Brain-Atlas-Guided Generative Counterfactual Attention for Explainable Cognitive Decline Diagnosis Using Multimodal Connectomes
For clinicians and researchers in Alzheimer's disease diagnosis, this work provides an explainable deep learning method that identifies disease-related connectivity changes, though it is an incremental improvement over existing connectome-based models.
The paper proposes GCAN, a generative counterfactual attention network guided by brain atlas knowledge, for explainable diagnosis of mild cognitive impairment and subjective cognitive decline using multimodal connectomes. It achieves competitive classification performance across multiple tasks on hospital-collected and ADNI datasets, with enhanced interpretability through counterfactual attention maps.

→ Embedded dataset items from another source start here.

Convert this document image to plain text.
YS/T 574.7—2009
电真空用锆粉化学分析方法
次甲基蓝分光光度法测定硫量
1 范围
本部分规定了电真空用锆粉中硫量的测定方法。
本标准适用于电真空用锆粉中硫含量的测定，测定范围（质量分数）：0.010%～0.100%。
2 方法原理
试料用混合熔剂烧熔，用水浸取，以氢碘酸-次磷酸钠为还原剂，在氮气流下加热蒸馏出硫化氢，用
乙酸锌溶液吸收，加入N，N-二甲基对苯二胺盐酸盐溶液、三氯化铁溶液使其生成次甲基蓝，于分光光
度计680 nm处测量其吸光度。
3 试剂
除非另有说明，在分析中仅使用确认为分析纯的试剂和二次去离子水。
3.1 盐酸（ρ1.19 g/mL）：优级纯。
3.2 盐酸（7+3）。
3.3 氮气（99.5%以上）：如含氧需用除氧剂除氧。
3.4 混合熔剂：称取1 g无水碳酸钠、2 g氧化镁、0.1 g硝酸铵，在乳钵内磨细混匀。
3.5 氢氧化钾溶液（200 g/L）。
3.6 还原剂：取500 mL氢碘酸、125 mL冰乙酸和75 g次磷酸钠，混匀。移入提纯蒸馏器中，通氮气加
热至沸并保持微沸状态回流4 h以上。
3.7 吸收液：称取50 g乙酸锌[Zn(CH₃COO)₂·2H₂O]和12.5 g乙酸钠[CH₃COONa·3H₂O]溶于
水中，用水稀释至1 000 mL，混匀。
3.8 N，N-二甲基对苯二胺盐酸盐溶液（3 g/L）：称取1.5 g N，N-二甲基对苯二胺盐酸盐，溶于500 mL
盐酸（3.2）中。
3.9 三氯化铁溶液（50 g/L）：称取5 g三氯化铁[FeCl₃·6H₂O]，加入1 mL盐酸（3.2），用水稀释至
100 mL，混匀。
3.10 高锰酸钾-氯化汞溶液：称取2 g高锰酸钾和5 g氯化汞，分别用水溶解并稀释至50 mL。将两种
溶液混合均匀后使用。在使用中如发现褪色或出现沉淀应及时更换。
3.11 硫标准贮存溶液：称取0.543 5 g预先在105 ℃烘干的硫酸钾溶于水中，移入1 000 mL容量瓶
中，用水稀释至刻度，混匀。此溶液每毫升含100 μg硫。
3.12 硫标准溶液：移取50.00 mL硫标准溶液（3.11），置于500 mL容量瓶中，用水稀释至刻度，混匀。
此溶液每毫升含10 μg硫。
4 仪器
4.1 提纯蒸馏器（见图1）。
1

Mild cognitive impairment (MCI) and subjective cognitive decline (SCD) are closely associated with the early Alzheimer's disease continuum, where accurate and explainable diagnosis is important for early risk assessment and intervention. Existing connectome-based deep learning models can improve classification performance but often provide limited insight into disease-related functional and structural connectivity changes. This paper proposes an atlas-knowledge-guided Generative Counterfactual Attention-guided Network (GCAN) for explainable cognitive decline diagnosis using multimodal brain connectomes. GCAN formulates diagnosis as a source-to-target counterfactual generation problem, where target-label connectomes are generated from source-label inputs and their differences are used to construct counterfactual attention maps. To preserve connectome topology, an Atlas-aware Bidirectional Transformer (AABT) performs network-level token encoding and decoding under brain-atlas constraints. The framework is further extended from functional connectivity (FC) to joint functional and structural connectivity (SC) modeling, enabling counterfactual analysis of complementary functional reorganization and structural topology changes. Experiments on hospital-collected and ADNI datasets show that GCAN achieves competitive performance across HC vs. SCD, HC vs. MCI, and SCD vs. MCI classification tasks. Visualization, circular connectome analysis, CAM-based comparison, ablation studies, and confidence interval analysis further support the interpretability and reliability of the proposed framework. Modality-specific FC and SC pre-trained classifiers are used to provide target-state priors for counterfactual generation while being separated from the downstream diagnostic classifier to prevent data leakage.